Time & Space Complexity

Time complexity: $O(n)$
Space complexity: $O(n)$

Common Pitfalls

Removing High-Frequency Elements First

The greedy strategy requires removing elements with the lowest frequency first to maximize the reduction in unique count. Removing high-frequency elements wastes removals since you need more deletions to eliminate a single unique integer. Always sort frequencies in ascending order.
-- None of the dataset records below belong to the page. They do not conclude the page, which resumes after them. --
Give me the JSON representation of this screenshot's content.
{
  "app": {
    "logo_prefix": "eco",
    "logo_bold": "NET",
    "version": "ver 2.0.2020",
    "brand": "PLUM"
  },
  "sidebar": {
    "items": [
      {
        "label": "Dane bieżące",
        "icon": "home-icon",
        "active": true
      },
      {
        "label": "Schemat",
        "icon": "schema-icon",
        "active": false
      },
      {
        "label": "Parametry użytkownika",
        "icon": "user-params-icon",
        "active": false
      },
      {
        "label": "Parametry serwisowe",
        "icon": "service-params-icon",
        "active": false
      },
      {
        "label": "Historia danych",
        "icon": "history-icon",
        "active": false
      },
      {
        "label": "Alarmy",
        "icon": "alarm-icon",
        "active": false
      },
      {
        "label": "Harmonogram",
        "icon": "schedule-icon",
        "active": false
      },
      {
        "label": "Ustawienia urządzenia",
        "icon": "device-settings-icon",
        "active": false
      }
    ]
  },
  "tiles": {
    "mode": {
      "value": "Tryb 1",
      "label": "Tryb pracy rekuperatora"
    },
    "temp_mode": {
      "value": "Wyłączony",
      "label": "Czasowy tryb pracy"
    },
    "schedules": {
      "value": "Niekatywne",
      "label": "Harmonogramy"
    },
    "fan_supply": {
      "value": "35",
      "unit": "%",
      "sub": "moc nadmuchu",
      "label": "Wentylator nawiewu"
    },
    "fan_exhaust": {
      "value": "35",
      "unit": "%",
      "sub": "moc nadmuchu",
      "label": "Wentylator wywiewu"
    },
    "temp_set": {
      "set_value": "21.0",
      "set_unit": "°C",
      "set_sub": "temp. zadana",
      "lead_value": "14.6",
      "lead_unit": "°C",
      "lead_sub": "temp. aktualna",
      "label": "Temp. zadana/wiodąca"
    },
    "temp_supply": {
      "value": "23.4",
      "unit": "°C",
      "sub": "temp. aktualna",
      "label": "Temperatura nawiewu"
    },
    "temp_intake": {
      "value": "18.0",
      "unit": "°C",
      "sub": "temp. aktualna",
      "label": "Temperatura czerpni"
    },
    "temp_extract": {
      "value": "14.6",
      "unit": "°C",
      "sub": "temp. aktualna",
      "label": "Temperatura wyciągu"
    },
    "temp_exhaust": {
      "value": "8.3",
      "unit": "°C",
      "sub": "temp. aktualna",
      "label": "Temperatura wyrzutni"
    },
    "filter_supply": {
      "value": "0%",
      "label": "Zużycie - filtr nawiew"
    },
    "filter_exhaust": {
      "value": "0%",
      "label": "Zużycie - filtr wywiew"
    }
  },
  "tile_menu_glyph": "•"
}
Counting Unique Integers Incorrectly

A subtle bug is decrementing the unique count even when you cannot fully remove all occurrences of an integer. If k is less than the current frequency, you cannot eliminate that unique integer, so the count should not decrease. Only reduce the unique count when all occurrences are removed.

Forgetting Partial Removal Logic

When k cannot fully cover the current frequency but can partially cover it, some implementations incorrectly skip this case entirely. While partial removal does not reduce the unique count, you still need to account for it when moving to the next frequency bucket in bucket sort approaches.